I tramped through the forest between the lake and House Butler. Between the trunks I could imagine silhouettes. The hanging mouths of hollow bodies howling into the night. “Let’s talk about something else,” I urged. “Has Ms. Butler been helping you with the alphabet?”
“You love her. That’s why you bring her flowers.”
“Ms. Butler?” I scoffed. “She’s too old for me.”
“She didn’t expect it,” Vivie mumbled.
“Didn’t expect what?”
Vivie didn’t reply.
Though Vivie was still drooping over my shoulder, my chest felt lighter as we arrived at the top of the hill overlooking Goremire. The darkened sky shed more light here. I could breathe easy, not thinking about the headless man or the singing nun. At the very least, having more space to run should I ever spot them. Not that they seemed to bother Vivie.
I set her down. “You’re a brave girl. Braver than me. But don’t leave Ms. Butler after dark, all right? It’s not safe. And she needs you to protect her from the headless man.”
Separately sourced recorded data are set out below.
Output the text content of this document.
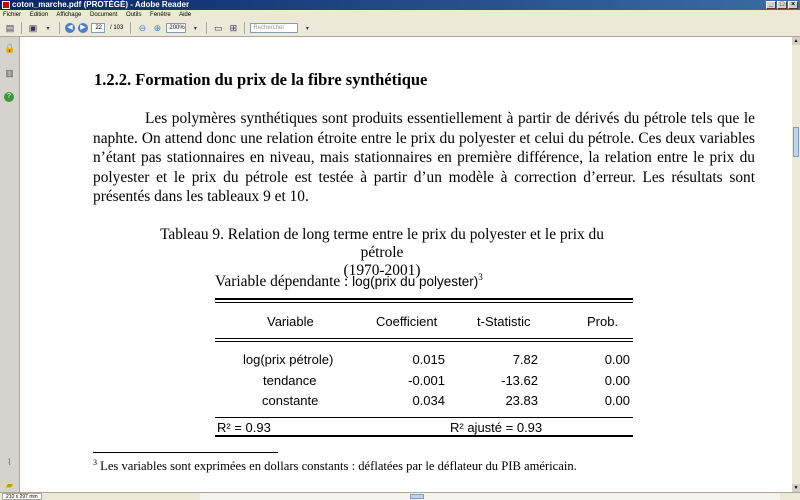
coton_marche.pdf (PROTÉGÉ) - Adobe Reader	_ □ ×
Fichier Edition Affichage Document Outils Fenêtre Aide
▤ ▣	▾	◀	▶	22	/ 103 ⊖ ⊕	200%	▾	▭ ⊞	Rechercher	▾
🔒
▥
?
⌇
▰
1.2.2. Formation du prix de la fibre synthétique
Les polymères synthétiques sont produits essentiellement à partir de dérivés du pétrole tels que le naphte. On attend donc une relation étroite entre le prix du polyester et celui du pétrole. Ces deux variables n’étant pas stationnaires en niveau, mais stationnaires en première différence, la relation entre le prix du polyester et le prix du pétrole est testée à partir d’un modèle à correction d’erreur. Les résultats sont présentés dans les tableaux 9 et 10.
Tableau 9. Relation de long terme entre le prix du polyester et le prix du pétrole
(1970-2001)
Variable dépendante : log(prix du polyester)$^3$
Variable	Coefficient	t-Statistic	Prob.
log(prix pétrole)	0.015	7.82	0.00
tendance	-0.001	-13.62	0.00
constante	0.034	23.83	0.00
R² = 0.93	R² ajusté = 0.93
$^3$ Les variables sont exprimées en dollars constants : déflatées par le déflateur du PIB américain.
▲
▼
210 x 297 mm
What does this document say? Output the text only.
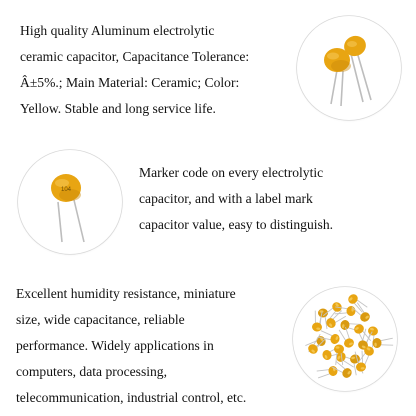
High quality Aluminum electrolytic
ceramic capacitor, Capacitance Tolerance:
Â±5%.; Main Material: Ceramic; Color:
Yellow. Stable and long service life.
104
Marker code on every electrolytic
capacitor, and with a label mark
capacitor value, easy to distinguish.
Excellent humidity resistance, miniature
size, wide capacitance, reliable
performance. Widely applications in
computers, data processing,
telecommunication, industrial control, etc.
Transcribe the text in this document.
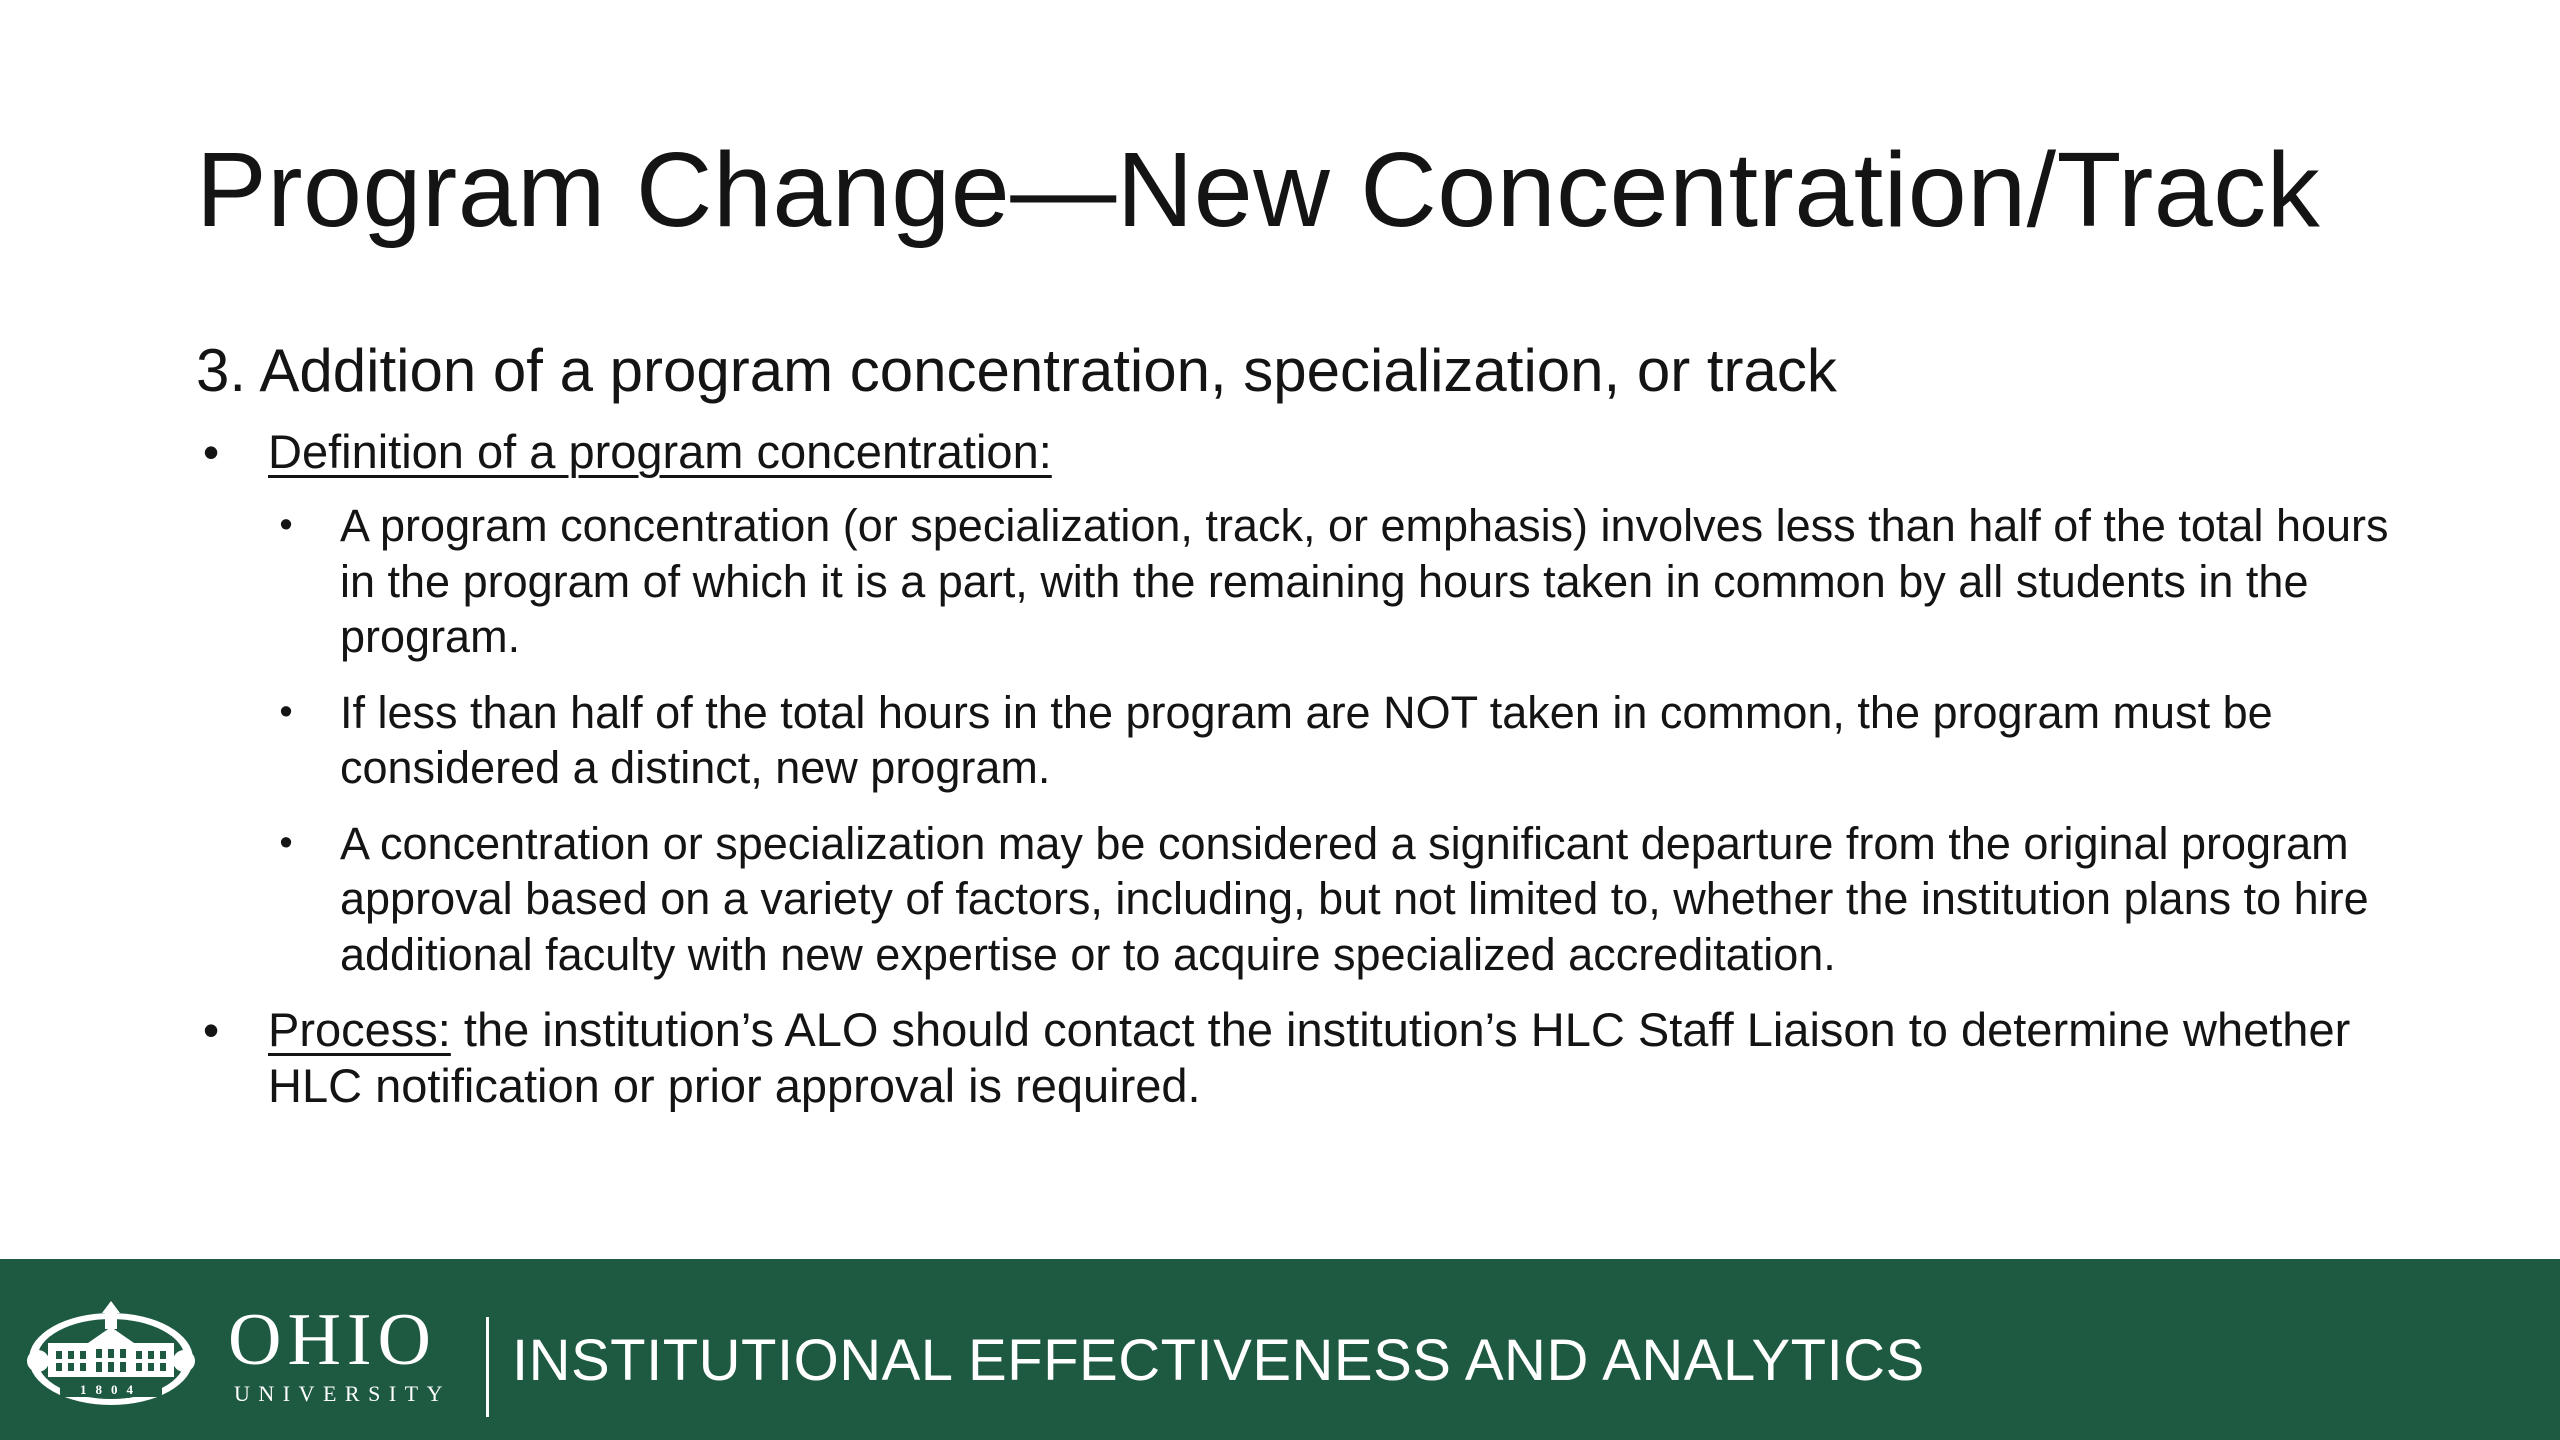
Program Change—New Concentration/Track
3. Addition of a program concentration, specialization, or track
• Definition of a program concentration:
• A program concentration (or specialization, track, or emphasis) involves less than half of the total hours in the program of which it is a part, with the remaining hours taken in common by all students in the program.
• If less than half of the total hours in the program are NOT taken in common, the program must be considered a distinct, new program.
• A concentration or specialization may be considered a significant departure from the original program approval based on a variety of factors, including, but not limited to, whether the institution plans to hire additional faculty with new expertise or to acquire specialized accreditation.
• Process: the institution’s ALO should contact the institution’s HLC Staff Liaison to determine whether HLC notification or prior approval is required.
1804
OHIO
UNIVERSITY
INSTITUTIONAL EFFECTIVENESS AND ANALYTICS
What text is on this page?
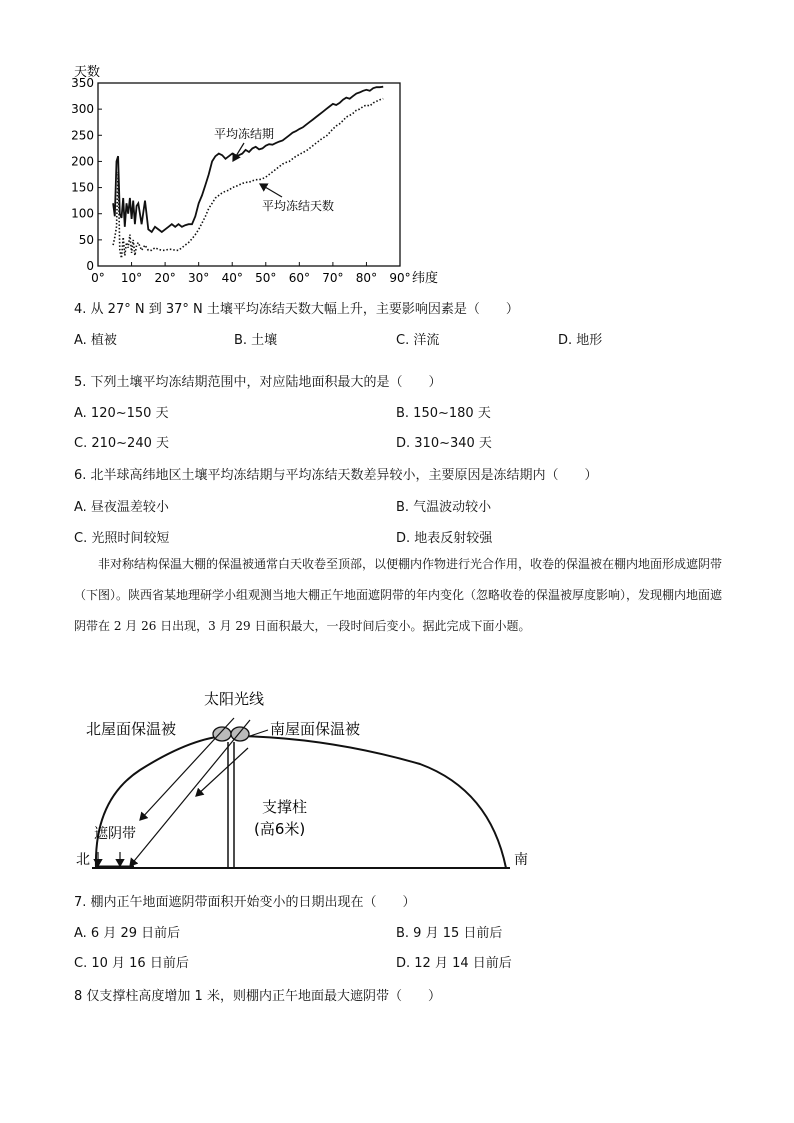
天数
纬度
0
50
100
150
200
250
300
350
0° 10° 20° 30° 40° 50° 60° 70° 80° 90°
平均冻结期
平均冻结天数
4. 从 27° N 到 37° N 土壤平均冻结天数大幅上升，主要影响因素是（　　）
A. 植被	B. 土壤	C. 洋流	D. 地形
5. 下列土壤平均冻结期范围中，对应陆地面积最大的是（　　）
A. 120~150 天	B. 150~180 天
C. 210~240 天	D. 310~340 天
6. 北半球高纬地区土壤平均冻结期与平均冻结天数差异较小，主要原因是冻结期内（　　）
A. 昼夜温差较小	B. 气温波动较小
C. 光照时间较短	D. 地表反射较强
非对称结构保温大棚的保温被通常白天收卷至顶部，以便棚内作物进行光合作用，收卷的保温被在棚内地面形成遮阴带（下图）。陕西省某地理研学小组观测当地大棚正午地面遮阴带的年内变化（忽略收卷的保温被厚度影响），发现棚内地面遮阴带在 2 月 26 日出现，3 月 29 日面积最大，一段时间后变小。据此完成下面小题。
太阳光线
北屋面保温被	南屋面保温被
支撑柱
(高6米)
遮阴带
北	南
7. 棚内正午地面遮阴带面积开始变小的日期出现在（　　）
A. 6 月 29 日前后	B. 9 月 15 日前后
C. 10 月 16 日前后	D. 12 月 14 日前后
8 仅支撑柱高度增加 1 米，则棚内正午地面最大遮阴带（　　）
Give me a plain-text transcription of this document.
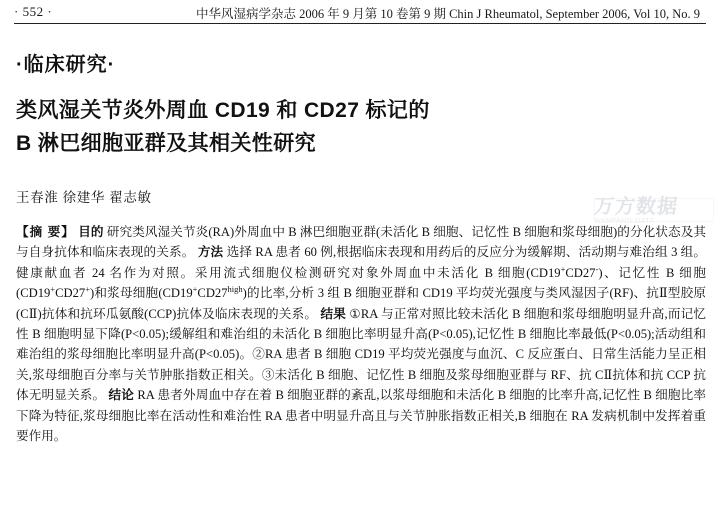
· 552 ·	中华风湿病学杂志 2006 年 9 月第 10 卷第 9 期 Chin J Rheumatol, September 2006, Vol 10, No. 9
·临床研究·
类风湿关节炎外周血 CD19 和 CD27 标记的
B 淋巴细胞亚群及其相关性研究
王春淮 徐建华 翟志敏

【摘 要】 目的 研究类风湿关节炎(RA)外周血中 B 淋巴细胞亚群(未活化 B 细胞、记忆性 B 细胞和浆母细胞)的分化状态及其与自身抗体和临床表现的关系。 方法 选择 RA 患者 60 例,根据临床表现和用药后的反应分为缓解期、活动期与难治组 3 组。健康献血者 24 名作为对照。采用流式细胞仪检测研究对象外周血中未活化 B 细胞(CD19+CD27-)、记忆性 B 细胞(CD19+CD27+)和浆母细胞$(CD19^+CD27^{high})$的比率,分析 3 组 B 细胞亚群和 CD19 平均荧光强度与类风湿因子(RF)、抗Ⅱ型胶原(CⅡ)抗体和抗环瓜氨酸(CCP)抗体及临床表现的关系。 结果 ①RA 与正常对照比较未活化 B 细胞和浆母细胞明显升高,而记忆性 B 细胞明显下降(P<0.05);缓解组和难治组的未活化 B 细胞比率明显升高(P<0.05),记忆性 B 细胞比率最低(P<0.05);活动组和难治组的浆母细胞比率明显升高(P<0.05)。②RA 患者 B 细胞 CD19 平均荧光强度与血沉、C 反应蛋白、日常生活能力呈正相关,浆母细胞百分率与关节肿胀指数正相关。③未活化 B 细胞、记忆性 B 细胞及浆母细胞亚群与 RF、抗 CⅡ抗体和抗 CCP 抗体无明显关系。 结论 RA 患者外周血中存在着 B 细胞亚群的紊乱,以浆母细胞和未活化 B 细胞的比率升高,记忆性 B 细胞比率下降为特征,浆母细胞比率在活动性和难治性 RA 患者中明显升高且与关节肿胀指数正相关,B 细胞在 RA 发病机制中发挥着重要作用。

万方数据
WANFANG DATA
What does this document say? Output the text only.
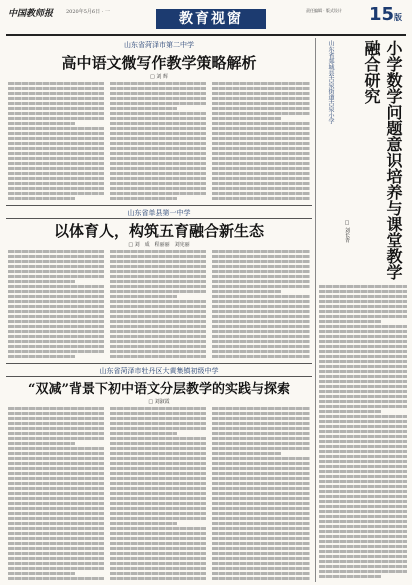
中国教师报	2020年5月6日 · 一	教育视窗
责任编辑 · 版式设计	15版
山东省菏泽市第二中学
高中语文微写作教学策略解析
□ 刘 辉
山东省单县第一中学
以体育人，构筑五育融合新生态
□ 刘　成　程丽丽　刘宪丽
山东省菏泽市牡丹区大黄集镇初级中学
“双减”背景下初中语文分层教学的实践与探索
□ 刘淑霞
山东省郯城县古泉街道古泉小学	小学数学问题意识培养与课堂教学融合研究
□ 刘长青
Without indicating that she cared or heard this, she whipped herself around, which I suppose was a kind of disconfirmation, and took off. She cleared the unkempt fields by the house, displacing tall graces and grain. Just before she was around the corner of House Butler, she planted herself in the ground and pointed at me.
Even at this distance I knew she wasn’t pointing at me, but behind me. Her tiny hand shook as if this was the last chance to warn me.
But even after she’d tucked herself behind the orphanage, I didn’t turn to check for the headless man.
I arrived at the front door, once again surprised that my foot hadn’t fallen through the porch or the steps leading to the doorway. Then I raised my hand to the iron goat knocker and took hold of its extended, curved tongue to rap on the door. After the conjoined shouts of at least nine children rang through the three stories, the dilapidated door gave in, and a woman of short height with black hair streaked with grey appeared in its frame.
Something more than exhaustion weighed in her hazel eyes, I could already see.
“Oh, Atherton. It’s only you,” Ms. Butler greeted with a forced grin. By now an expected ritual, I offered the amaryllis to her. But before I could get a word in she stopped me. “I am afraid this isn’t a good time.